Our Theme for the Fall 2016 Semester will be FOOD
Food feels universal; we all consume it daily. The politics, health, culture, and economics of food, however, vary greatly across and within place and time in ways that have powerful social and environmental consequences. Our Fall 2016 Clarke Forum theme will examine food access, quality, and sustainability as they have been shaped by factors like class, race, ethnicity, and gender. Approaching food from diverse, critical perspectives, this semester’s events will draw on the expertise of researchers, activists, community groups, artists, writers, governmental agencies, chefs, cooks, and seminar participants. Together we will explore the historical roots of inequalities related to food, demonstrate how they manifest themselves in culture, politics, human health, and the environment, and suggest how best to confront them. In doing so we will learn from one another and will inform and stimulate broader campus and community discussions about food. Read more
The Clarke Forum’s Semester Theme & Faculty Seminar
Each semester the Clarke Forum devotes a major portion of its resources to programs organized around a semester theme that is also the basis for a faculty seminar. All members of the faculty are invited to propose topics for themes/faculty seminars. Past themes/faculty seminars have included Sexuality and Societies, Living in a World of Limits, The Meanings of Race, Water, Language, War at Home and Inequality and Mass Incarceration in the United States The theme/faculty seminar for the spring 2016 semester is Disability. If you are interested in proposing a Clarke Forum theme/faculty seminar, please visit Proposing a Clarke Forum Theme/Faculty Seminar.
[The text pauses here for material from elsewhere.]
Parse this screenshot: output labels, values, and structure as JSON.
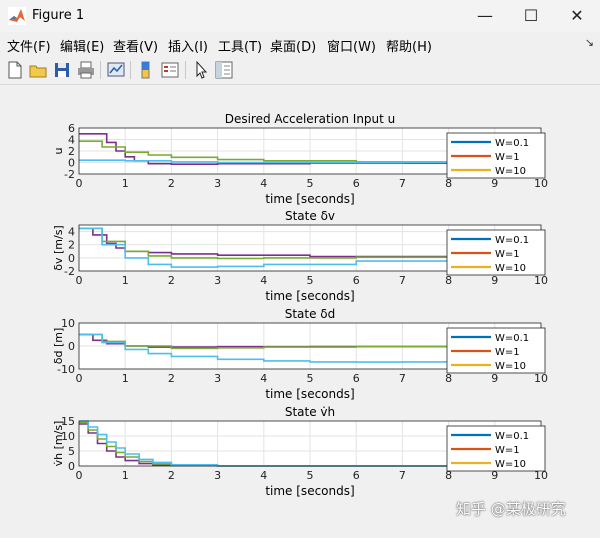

The Clarke Forum’s Leadership Theme
LEADERSHIP IN AN AGE OF UNCERTAINTY
The Clarke Forum for Contemporary Issues has established a series of programmatic events dedicated to the theme of leadership in an age of uncertainty. This new initiative is grounded on the reality that today’s generation of Dickinson students confronts a large number of intractable political, economic, and social problems: terrorism and the proliferation of weapons of mass destruction, environmental pollution, global warming, a sustainable energy policy, the ongoing financial crisis, the federal deficit, the amount of public and private debt, the health care crisis, along with issues regarding race, ethnicity, gender, and sexual orientation, as well as technology and privacy. These issues and problems directly or indirectly pose challenges to the College and the local community that may in time require fundamental changes in institutions, values, and practices across the public, private, and non-profit sectors of American society. How Dickinsonians respond to these challenges presents us with an opportunity for reflection on the meaning of leadership in the contemporary world. This series is partially supported by a fund created by Betty R. ’58 and Dan Churchill. One additional aspect of the Clarke Forum’s Leadership Theme is a series of interviews with our guest speakers. They address how, in their own experience, different variables like ethics, passion, risk/failure, play in terms of leadership.